Railway station in Nanae, Hokkaido, Japan

Ōnuma-Kōen Station (大沼公園駅, Ōnuma-Kōen-eki) is a railway station on the JR Hokkaido Hakodate Main Line. It is located in Nanae, Hokkaidō, Japan.

==Station structure==
The station has one platform with one track serving trains of both directions.

==History==
The station first opened on June 5, 1907 as Ōnuma-Kōen temporary stop (kari-teishajō) for passengers on the existing line of Hokkaido Railway. The railway company was nationalized on July 1 the same year. The stop was closed "for the time being" on December 21, 1907.

The stop was reopened as the Ministry of Communication notified on the Official Gazette (issued May 25, 1908) that the stop would be open during the summer and fall and that the dates of opening and closing would be announced in the stations every time. JR Hokkaido claims that the station was opened on June 1, 1908.

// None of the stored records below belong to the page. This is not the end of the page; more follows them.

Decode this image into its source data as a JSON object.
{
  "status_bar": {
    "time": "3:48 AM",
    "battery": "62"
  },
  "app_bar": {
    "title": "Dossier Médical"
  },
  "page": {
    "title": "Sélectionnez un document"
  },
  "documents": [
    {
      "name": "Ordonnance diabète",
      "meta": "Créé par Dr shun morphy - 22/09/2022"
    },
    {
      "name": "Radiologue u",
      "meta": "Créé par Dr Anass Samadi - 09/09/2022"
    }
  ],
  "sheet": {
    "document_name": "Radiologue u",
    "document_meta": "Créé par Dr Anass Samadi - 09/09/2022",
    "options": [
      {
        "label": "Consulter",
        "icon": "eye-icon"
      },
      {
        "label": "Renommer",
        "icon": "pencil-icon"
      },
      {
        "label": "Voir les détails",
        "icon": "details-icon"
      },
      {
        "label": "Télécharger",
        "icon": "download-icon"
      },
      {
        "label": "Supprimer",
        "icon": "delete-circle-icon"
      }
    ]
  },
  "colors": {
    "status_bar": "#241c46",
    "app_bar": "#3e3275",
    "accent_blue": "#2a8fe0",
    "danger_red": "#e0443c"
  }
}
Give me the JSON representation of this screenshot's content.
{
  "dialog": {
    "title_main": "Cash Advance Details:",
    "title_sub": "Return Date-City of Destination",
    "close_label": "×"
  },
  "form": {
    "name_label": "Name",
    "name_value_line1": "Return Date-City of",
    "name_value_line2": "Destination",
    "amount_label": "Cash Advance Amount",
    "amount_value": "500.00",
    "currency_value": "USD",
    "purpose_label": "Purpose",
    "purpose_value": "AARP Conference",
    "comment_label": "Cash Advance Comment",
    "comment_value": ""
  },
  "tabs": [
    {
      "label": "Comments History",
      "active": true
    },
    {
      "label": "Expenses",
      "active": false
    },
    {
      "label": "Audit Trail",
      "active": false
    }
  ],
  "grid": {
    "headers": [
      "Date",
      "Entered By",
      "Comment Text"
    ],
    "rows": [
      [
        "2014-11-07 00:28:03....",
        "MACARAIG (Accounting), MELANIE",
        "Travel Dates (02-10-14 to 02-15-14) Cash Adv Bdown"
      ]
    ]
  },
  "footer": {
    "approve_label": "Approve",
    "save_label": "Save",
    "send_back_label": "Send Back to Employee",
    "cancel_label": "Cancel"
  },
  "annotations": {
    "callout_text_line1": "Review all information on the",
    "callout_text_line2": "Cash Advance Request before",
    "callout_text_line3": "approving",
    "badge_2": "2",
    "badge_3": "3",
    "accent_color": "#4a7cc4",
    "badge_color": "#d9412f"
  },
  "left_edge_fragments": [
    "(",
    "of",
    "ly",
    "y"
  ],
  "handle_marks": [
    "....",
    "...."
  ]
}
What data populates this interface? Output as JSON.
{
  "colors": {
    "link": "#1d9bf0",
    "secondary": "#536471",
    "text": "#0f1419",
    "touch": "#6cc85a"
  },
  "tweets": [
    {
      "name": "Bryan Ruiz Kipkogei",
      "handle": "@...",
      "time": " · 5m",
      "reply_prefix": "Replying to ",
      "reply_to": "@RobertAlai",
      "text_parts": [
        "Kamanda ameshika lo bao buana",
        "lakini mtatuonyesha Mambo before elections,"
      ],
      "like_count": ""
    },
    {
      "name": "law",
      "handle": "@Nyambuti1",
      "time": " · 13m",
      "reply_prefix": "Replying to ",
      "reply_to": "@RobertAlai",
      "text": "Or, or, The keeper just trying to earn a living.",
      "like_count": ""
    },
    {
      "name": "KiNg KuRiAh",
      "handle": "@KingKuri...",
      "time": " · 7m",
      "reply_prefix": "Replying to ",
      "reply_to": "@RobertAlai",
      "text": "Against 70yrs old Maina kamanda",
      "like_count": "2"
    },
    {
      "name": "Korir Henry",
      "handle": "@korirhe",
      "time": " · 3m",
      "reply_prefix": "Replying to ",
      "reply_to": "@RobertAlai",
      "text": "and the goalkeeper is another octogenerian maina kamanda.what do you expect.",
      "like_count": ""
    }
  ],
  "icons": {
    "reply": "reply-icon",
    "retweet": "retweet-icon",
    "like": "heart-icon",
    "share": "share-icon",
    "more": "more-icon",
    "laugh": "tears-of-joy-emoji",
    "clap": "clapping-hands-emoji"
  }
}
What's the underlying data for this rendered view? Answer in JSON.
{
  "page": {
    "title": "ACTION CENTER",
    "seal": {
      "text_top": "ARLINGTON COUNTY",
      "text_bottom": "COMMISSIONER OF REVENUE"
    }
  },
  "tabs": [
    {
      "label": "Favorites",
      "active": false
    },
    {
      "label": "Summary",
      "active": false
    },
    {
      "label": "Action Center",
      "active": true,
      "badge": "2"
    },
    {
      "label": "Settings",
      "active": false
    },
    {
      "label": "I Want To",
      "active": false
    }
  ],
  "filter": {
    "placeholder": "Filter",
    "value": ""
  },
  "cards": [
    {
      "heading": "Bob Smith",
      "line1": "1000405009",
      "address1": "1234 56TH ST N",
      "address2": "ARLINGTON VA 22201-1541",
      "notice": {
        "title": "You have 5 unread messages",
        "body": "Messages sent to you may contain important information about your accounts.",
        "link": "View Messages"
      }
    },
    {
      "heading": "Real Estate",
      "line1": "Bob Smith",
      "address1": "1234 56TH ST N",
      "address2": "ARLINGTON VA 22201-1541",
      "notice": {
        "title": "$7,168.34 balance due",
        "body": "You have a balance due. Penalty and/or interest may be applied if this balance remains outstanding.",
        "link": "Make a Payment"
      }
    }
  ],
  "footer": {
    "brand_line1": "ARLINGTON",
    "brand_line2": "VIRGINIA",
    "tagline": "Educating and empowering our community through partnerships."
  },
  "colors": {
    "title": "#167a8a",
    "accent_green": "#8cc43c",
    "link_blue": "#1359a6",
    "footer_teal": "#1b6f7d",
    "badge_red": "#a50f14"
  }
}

On December 16, 1911 and January 11, 1913, it was announced that the station would be open during the winter. On November 4, 1913, it was announced that the station would be opened anytime where necessary. The freight service started from June 1, 1917. The temporary stop was renamed as Ōnuma on June 15, 1920 and promoted to a full station on November 11, 1924.

The freight service ceased on May 20, 1960. The station name was restored as Ōnuma-Kōen on May 1, 1964.